Jennifer Wiggins is the senior genetic counsellor at Royal Marsden Hospital. She has specialised in cancer genetics since 2003. Here she shares some observations on the way mainstreaming cancer genetics has shaped conversations with patients.

 

with mainstreaming cancer genetics, a genetic counsellor can dedicate more time to the people who need it mostIf you think back to the conversations we used to have with patients in the early 2000s, about their  family and personal family histories of breast and ovarian cancers and options for genetic testing and compare it to the conversations we have now, the change is dramatic.

In the past, when we offered diagnostic genetic testing to the few who qualified for testing, the test cost thousands of pounds, took months to report and didn’t even screen the whole of the genes. Genetic counsellors spent lots of time and resources verifying family histories and doing risk calculations in order to ration the tests.   We weren’t sure what to tell patients about their familial risk if they had a normal BRCA1/2 test. We were still waiting to hear if researchers would ever discover the ‘BRCA3’ gene. We didn’t even know how best to screen these high risk patients for cancers, and there was certainly no equitable access screening across the country.

In those days, when discussing predictive BRCA testing, patients were dealt with in the same way as Huntington’s families.  We expected patients to attend more than one pre-test appointment before offering the test and to attend a face to face clinic to receive their results. We were anxious about how they would cope with a positive result.

In the early days of BRCA testing, oncologists wouldn’t refer cancer patients until the end of their treatment, if at all, as there was a concern that the genetic test would be too much for patients to cope with, in addition to their cancer diagnosis.  As their BRCA status wasn’t relevant to their treatment planning, genetic testing was an afterthought, with referrals often instigated by requests from a patient’s relatives, concerned about their risks.

Now, oncologists are offering BRCA1/2 testing at the point of the cancer diagnosis because a patient’s BRCA status is important consideration with regard to planning treatment, understanding their prognosis, their future risk of cancer and options for drug trials. The tests are cheap and quick so the results can be used in real time. Patients are now much better informed about genetic testing than they were fifteen years ago. They’re expecting to be offered testing or have a discussion about it and their BRCA literacy is generally very good. It’s no longer feasible to wait until after treatment is complete to offer genetic testing.

The utility of testing is no longer up for debate. Clinicians’ anxiety about testing being too distressing or too much for patients appears to be unfounded.

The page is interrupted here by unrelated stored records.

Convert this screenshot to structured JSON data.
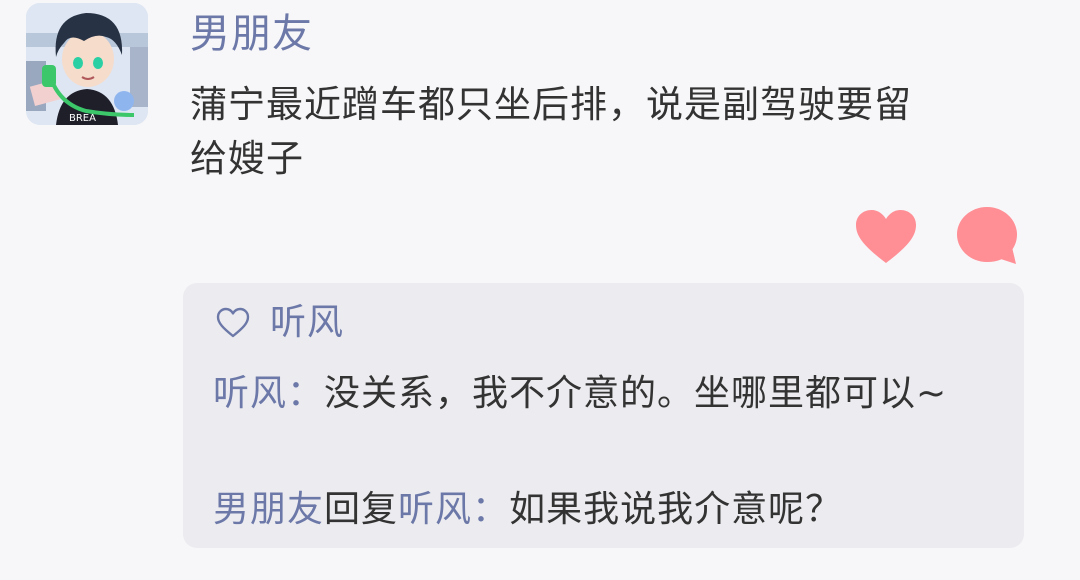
{
  "post": {
    "author": "男朋友",
    "content": "蒲宁最近蹭车都只坐后排，说是副驾驶要留\n给嫂子",
    "avatar_icon": "anime-boy-avatar-icon",
    "actions": {
      "like_icon": "heart-icon",
      "comment_icon": "speech-bubble-icon"
    }
  },
  "likes": {
    "icon": "heart-outline-icon",
    "names": "听风"
  },
  "comments": [
    {
      "author": "听风",
      "separator": "：",
      "text": "没关系，我不介意的。坐哪里都可以~"
    },
    {
      "author": "男朋友",
      "reply_word": "回复",
      "reply_to": "听风",
      "separator": "：",
      "text": "如果我说我介意呢？"
    }
  ],
  "colors": {
    "background": "#f7f7f9",
    "name": "#6c78a8",
    "text": "#333333",
    "accent": "#ff8e95",
    "panel": "#ececf0"
  }
}
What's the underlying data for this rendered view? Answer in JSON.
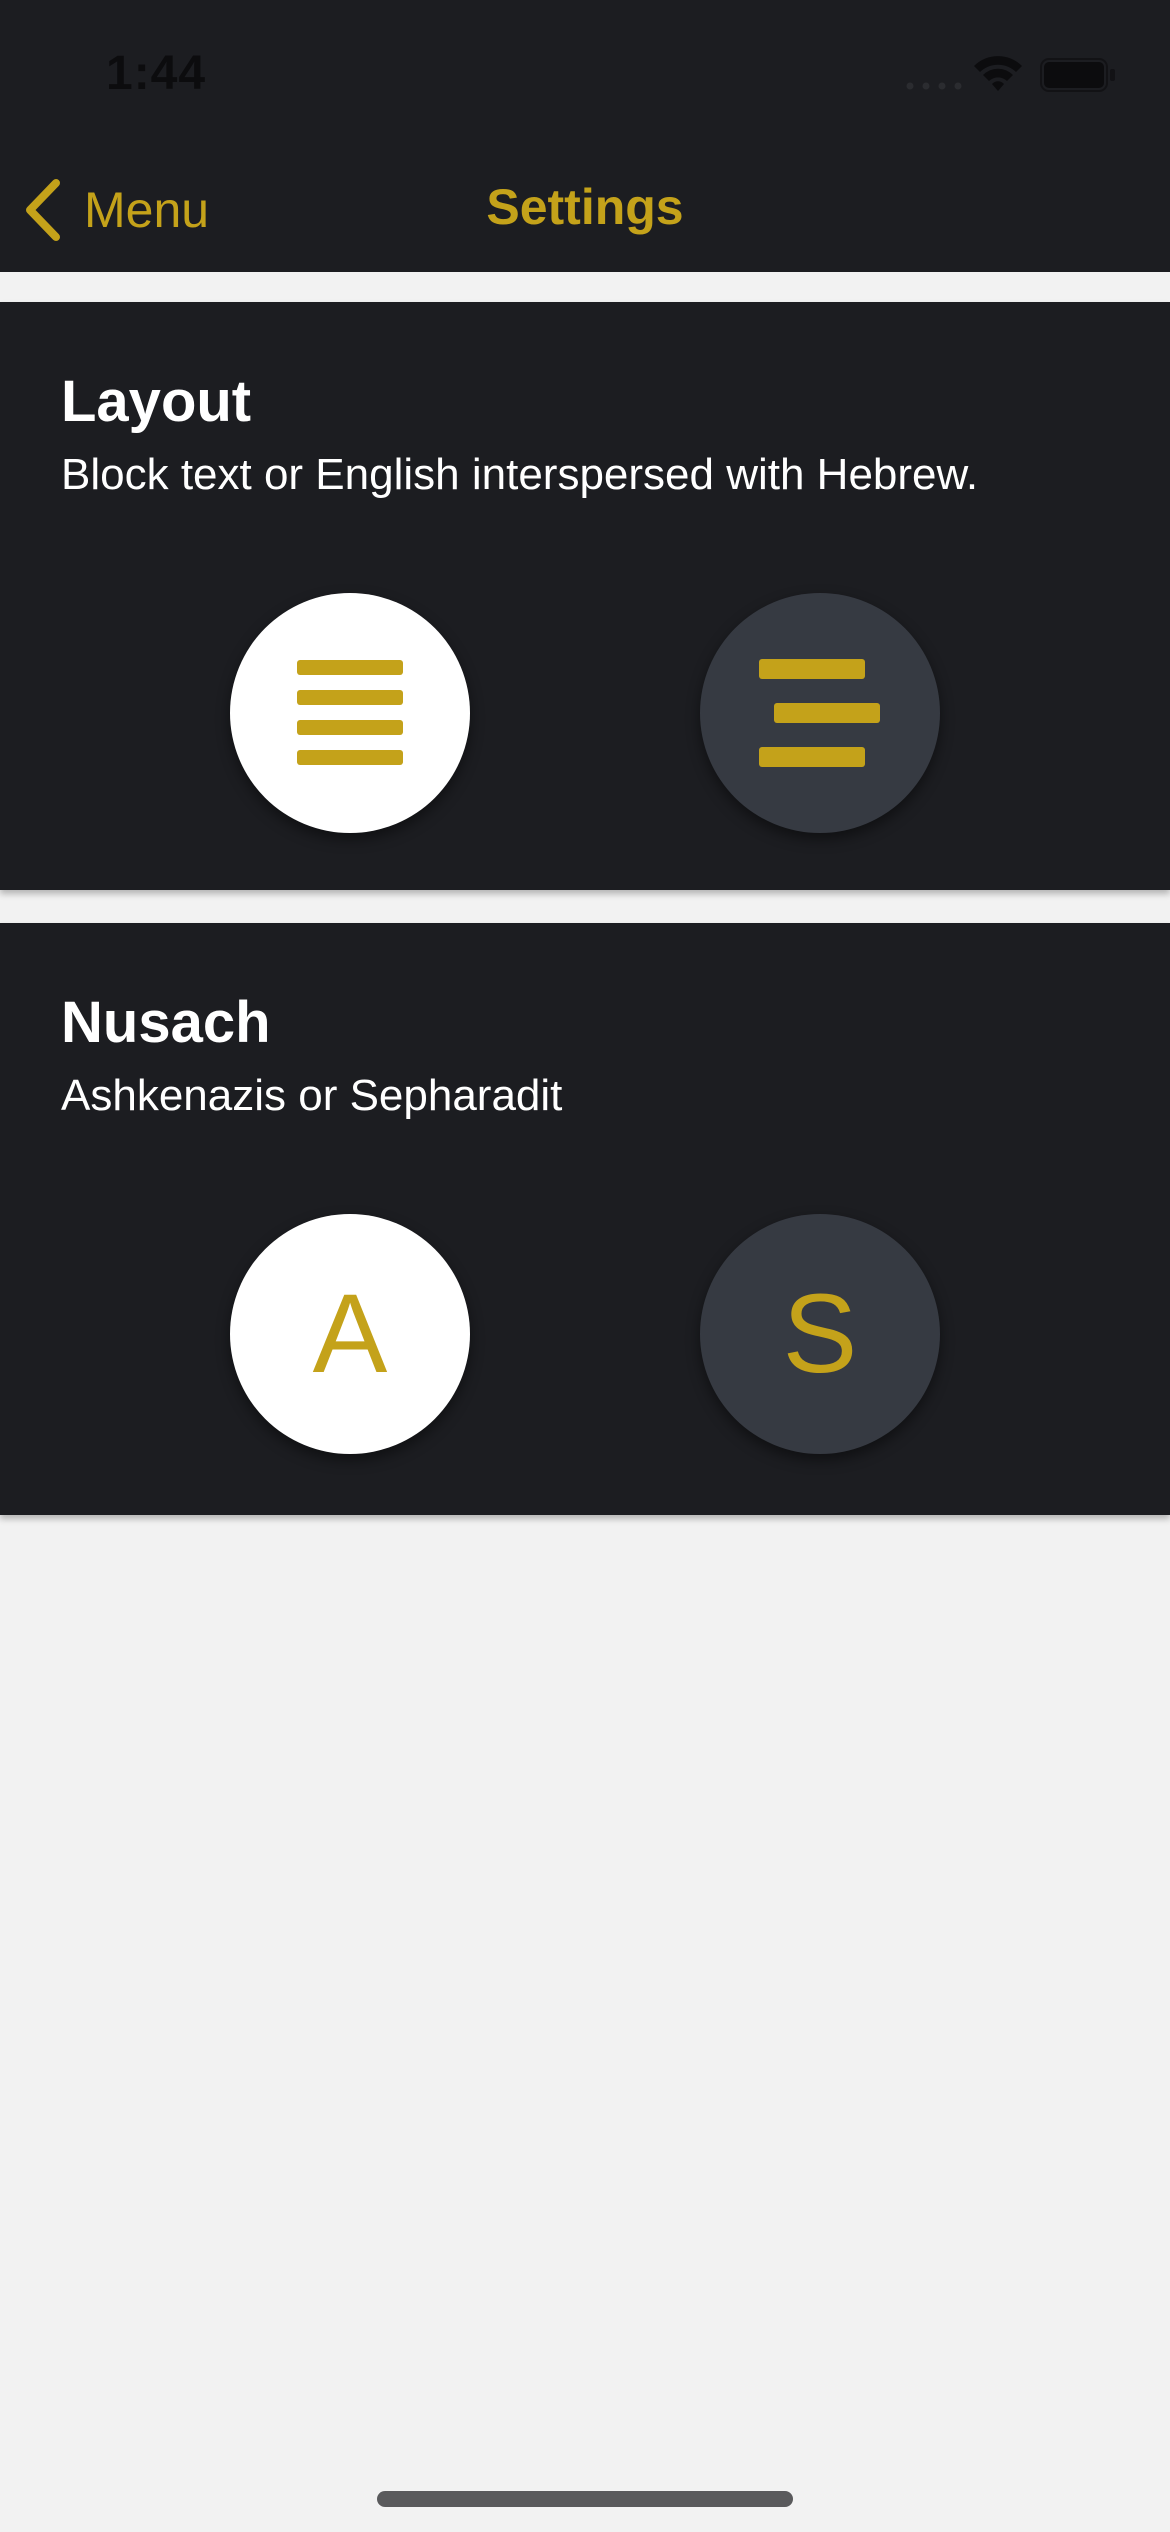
{
  "colors": {
    "accent": "#c4a21a",
    "card_background": "#1c1d21",
    "page_background": "#f2f2f2",
    "option_selected": "#ffffff",
    "option_unselected": "#363a42"
  },
  "status_bar": {
    "time": "1:44",
    "icons": [
      "cellular-signal-icon",
      "wifi-icon",
      "battery-icon"
    ]
  },
  "nav": {
    "back_label": "Menu",
    "back_icon": "chevron-left-icon",
    "title": "Settings"
  },
  "sections": {
    "layout": {
      "title": "Layout",
      "subtitle": "Block text or English interspersed with Hebrew.",
      "options": [
        {
          "icon": "block-text-icon",
          "selected": true
        },
        {
          "icon": "interspersed-text-icon",
          "selected": false
        }
      ]
    },
    "nusach": {
      "title": "Nusach",
      "subtitle": "Ashkenazis or Sepharadit",
      "options": [
        {
          "label": "A",
          "selected": true
        },
        {
          "label": "S",
          "selected": false
        }
      ]
    }
  }
}
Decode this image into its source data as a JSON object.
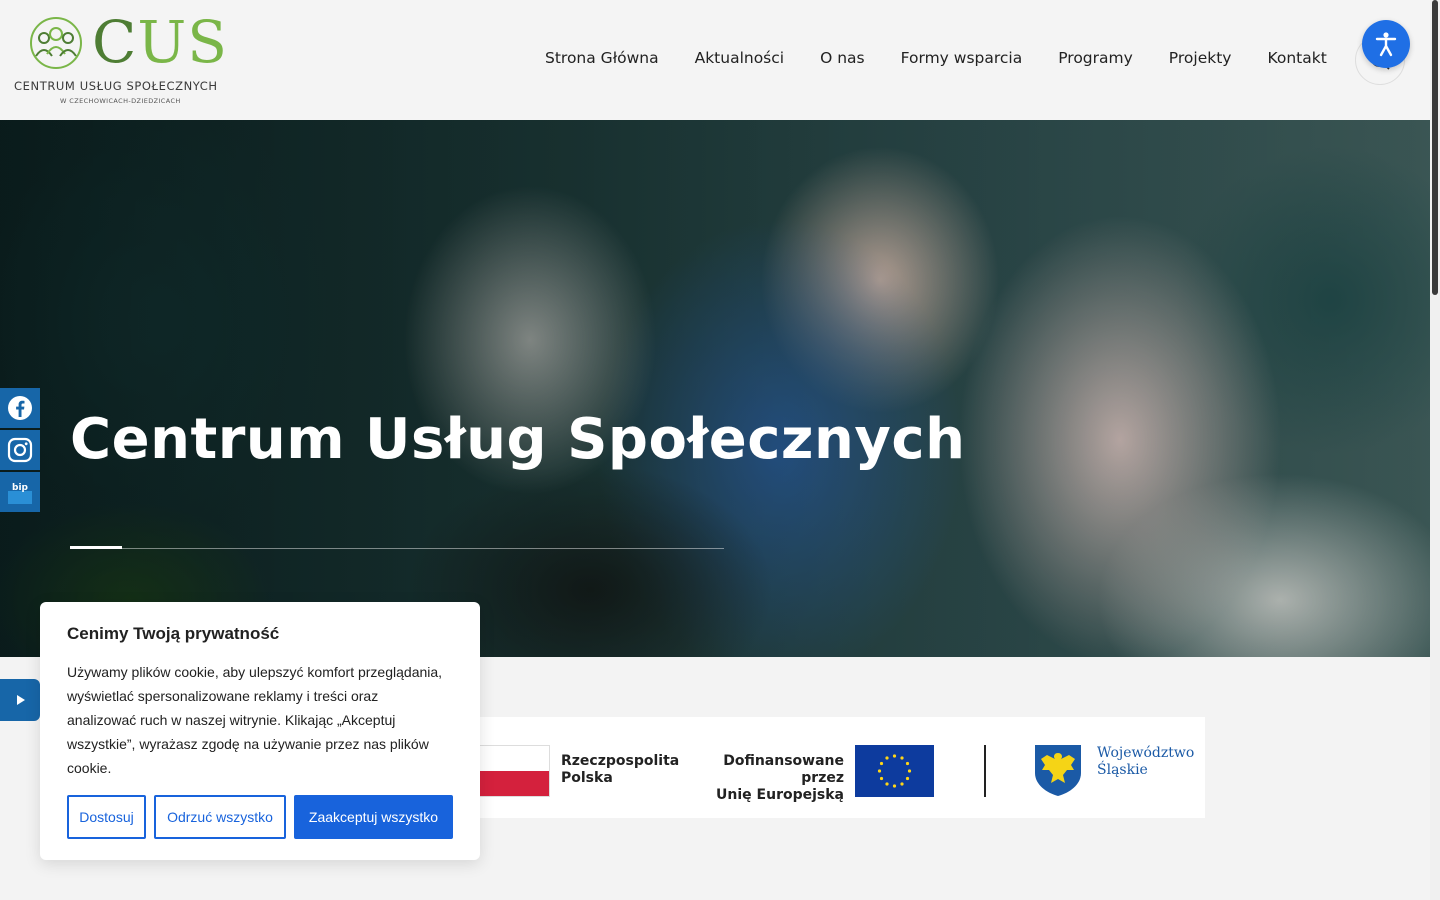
{
  "logo": {
    "title": "CUS",
    "name": "CENTRUM USŁUG SPOŁECZNYCH",
    "sub": "W CZECHOWICACH-DZIEDZICACH"
  },
  "nav": {
    "items": [
      "Strona Główna",
      "Aktualności",
      "O nas",
      "Formy wsparcia",
      "Programy",
      "Projekty",
      "Kontakt"
    ]
  },
  "icons": {
    "search": "search-icon",
    "accessibility": "accessibility-icon",
    "facebook": "facebook-icon",
    "instagram": "instagram-icon",
    "bip": "bip-icon",
    "play": "play-icon"
  },
  "social": {
    "bip_label": "bip"
  },
  "hero": {
    "title": "Centrum Usług Społecznych",
    "slider_progress": 0.08
  },
  "funding": {
    "rp_line1": "Rzeczpospolita",
    "rp_line2": "Polska",
    "eu_line1": "Dofinansowane przez",
    "eu_line2": "Unię Europejską",
    "woj_line1": "Województwo",
    "woj_line2": "Śląskie"
  },
  "cookie": {
    "title": "Cenimy Twoją prywatność",
    "text": "Używamy plików cookie, aby ulepszyć komfort przeglądania, wyświetlać spersonalizowane reklamy i treści oraz analizować ruch w naszej witrynie. Klikając „Akceptuj wszystkie”, wyrażasz zgodę na używanie przez nas plików cookie.",
    "customize": "Dostosuj",
    "reject": "Odrzuć wszystko",
    "accept": "Zaakceptuj wszystko"
  },
  "colors": {
    "accent_blue": "#1863dc",
    "social_blue": "#1766a8",
    "logo_green": "#7ab648"
  }
}
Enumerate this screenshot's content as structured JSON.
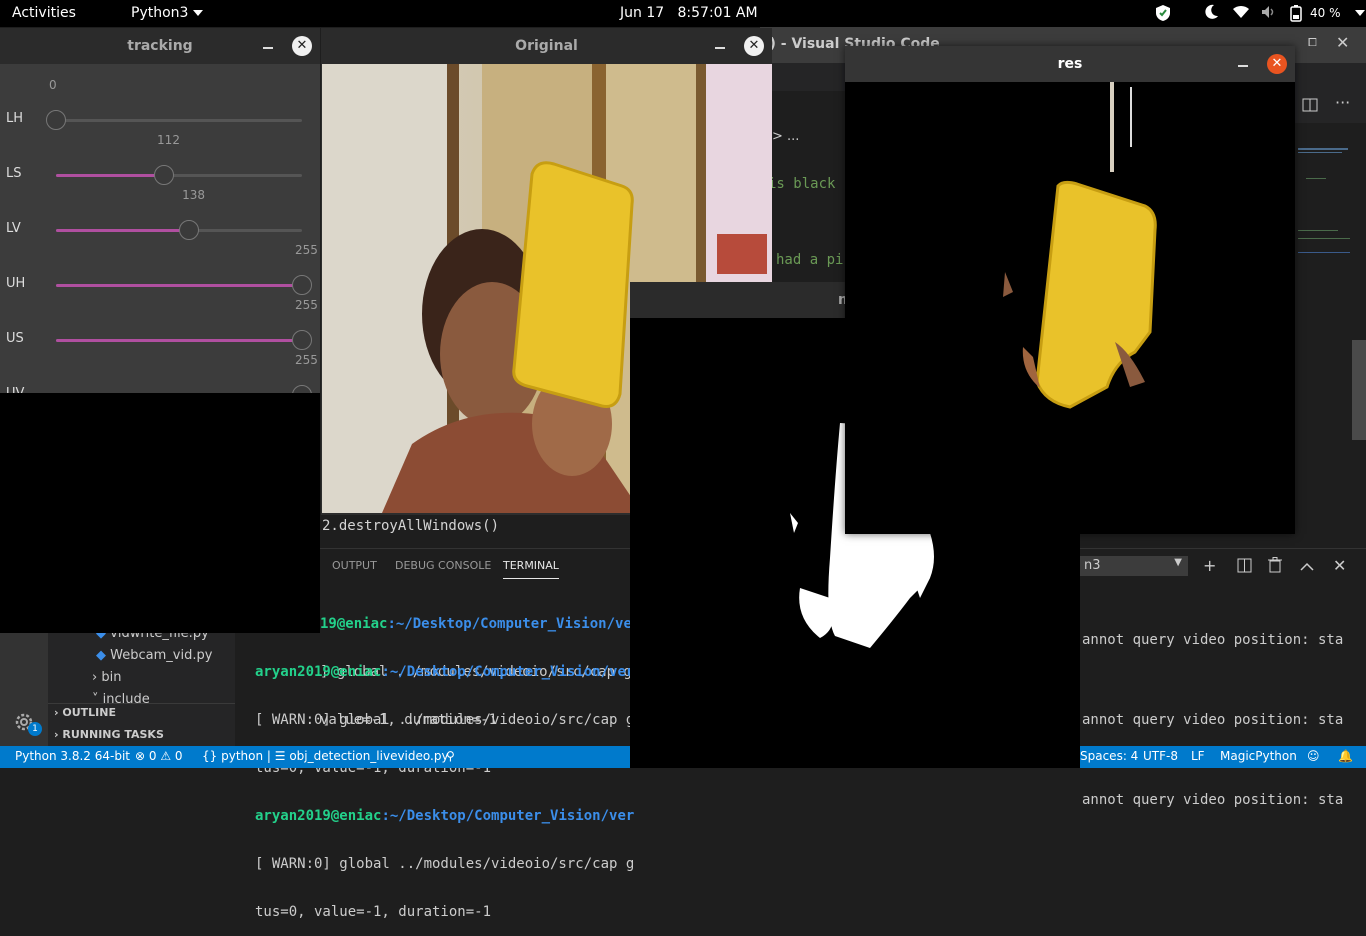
{
  "topbar": {
    "activities": "Activities",
    "app_menu": "Python3",
    "date": "Jun 17",
    "time": "8:57:01 AM",
    "battery": "40 %"
  },
  "vscode": {
    "title_fragment": "e) - Visual Studio Code",
    "breadcrumb": "> ...",
    "code_lines": [
      "is black",
      "had a pi",
      "2.destroyAllWindows()"
    ],
    "panel_tabs": [
      "OUTPUT",
      "DEBUG CONSOLE",
      "TERMINAL"
    ],
    "shell_select": "n3",
    "terminal": {
      "l1_user": "19@eniac",
      "l1_path": ":~/Desktop/Computer_Vision/ver",
      "l2": "] global ../modules/videoio/src/cap g",
      "l3": "value=-1, duration=-1",
      "l4_user": "aryan2019@eniac",
      "l4_path": ":~/Desktop/Computer_Vision/ver",
      "l5": "[ WARN:0] global ../modules/videoio/src/cap g",
      "l6": "tus=0, value=-1, duration=-1",
      "l7_user": "aryan2019@eniac",
      "l7_path": ":~/Desktop/Computer_Vision/ver",
      "l8": "[ WARN:0] global ../modules/videoio/src/cap g",
      "l9": "tus=0, value=-1, duration=-1",
      "r1": "annot query video position: sta",
      "r2": "annot query video position: sta",
      "r3": "annot query video position: sta"
    },
    "sidebar": {
      "files": [
        "vidwrite_file.py",
        "Webcam_vid.py"
      ],
      "folders": [
        "bin",
        "include"
      ],
      "outline": "OUTLINE",
      "running_tasks": "RUNNING TASKS",
      "gear_badge": "1"
    },
    "statusbar": {
      "python": "Python 3.8.2 64-bit",
      "errors": "0",
      "warnings": "0",
      "breadcrumb_py": "python",
      "file": "obj_detection_livevideo.py",
      "spaces": "Spaces: 4",
      "encoding": "UTF-8",
      "eol": "LF",
      "language": "MagicPython"
    }
  },
  "tracking": {
    "title": "tracking",
    "bars": [
      {
        "label": "LH",
        "value": 0,
        "max": 255
      },
      {
        "label": "LS",
        "value": 112,
        "max": 255
      },
      {
        "label": "LV",
        "value": 138,
        "max": 255
      },
      {
        "label": "UH",
        "value": 255,
        "max": 255
      },
      {
        "label": "US",
        "value": 255,
        "max": 255
      },
      {
        "label": "UV",
        "value": 255,
        "max": 255
      }
    ]
  },
  "original": {
    "title": "Original"
  },
  "mask": {
    "title": "m"
  },
  "res": {
    "title": "res"
  },
  "colors": {
    "accent": "#007acc",
    "ubuntu_orange": "#e95420",
    "trackbar_fill": "#b04fa0",
    "yellow_box": "#e9c22a"
  }
}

When counselling patients about either diagnostic testing or predictive testing it is difficult to argue that not knowing offers any advantage to the patient. Having the test doesn’t change whether or not they have a BRCA mutation, but if they do have a BRCA mutation and know about it, this completely changes their opportunities for risk and/or cancer management.

Now that we are able to offer BRCA testing directly to patients, without agonising over the testing criteria, we have freed up clinical resources to follow up and support the BRCA carriers we have identified. We work with the families to facilitate planning their risk management preferences, make appropriate referrals at the right time, and work to ensure that cascade testing is taking place within families to identify as many BRCA carriers as possible.  This way, we can help them take steps to reduce their risk of cancer in the future or at least try to diagnosis any new cancers.

I’m not saying that having a BRCA mutation isn’t a significant issue for individuals or families. It is. The information is complex and evolving. There are many decisions to be made and difficult conversations to be had with children and the extended family. When I talk with patients about testing I can be clear about the benefits, I can explain the limitations of testing and have productive conversations about risk management. I am very matter of fact when discussing genetic testing now and I think this approach helps patients to put the testing and the results into perspective.

With mainstream testing I am able to better support these families as they adapt to the genetic diagnosis and make the most of this genetic information. We can offer more support in the short and long term, now that upfront testing is a streamlined process.  I think mainstream testing enhances our professional role and gives us the opportunity to focus on the family as well as the patient.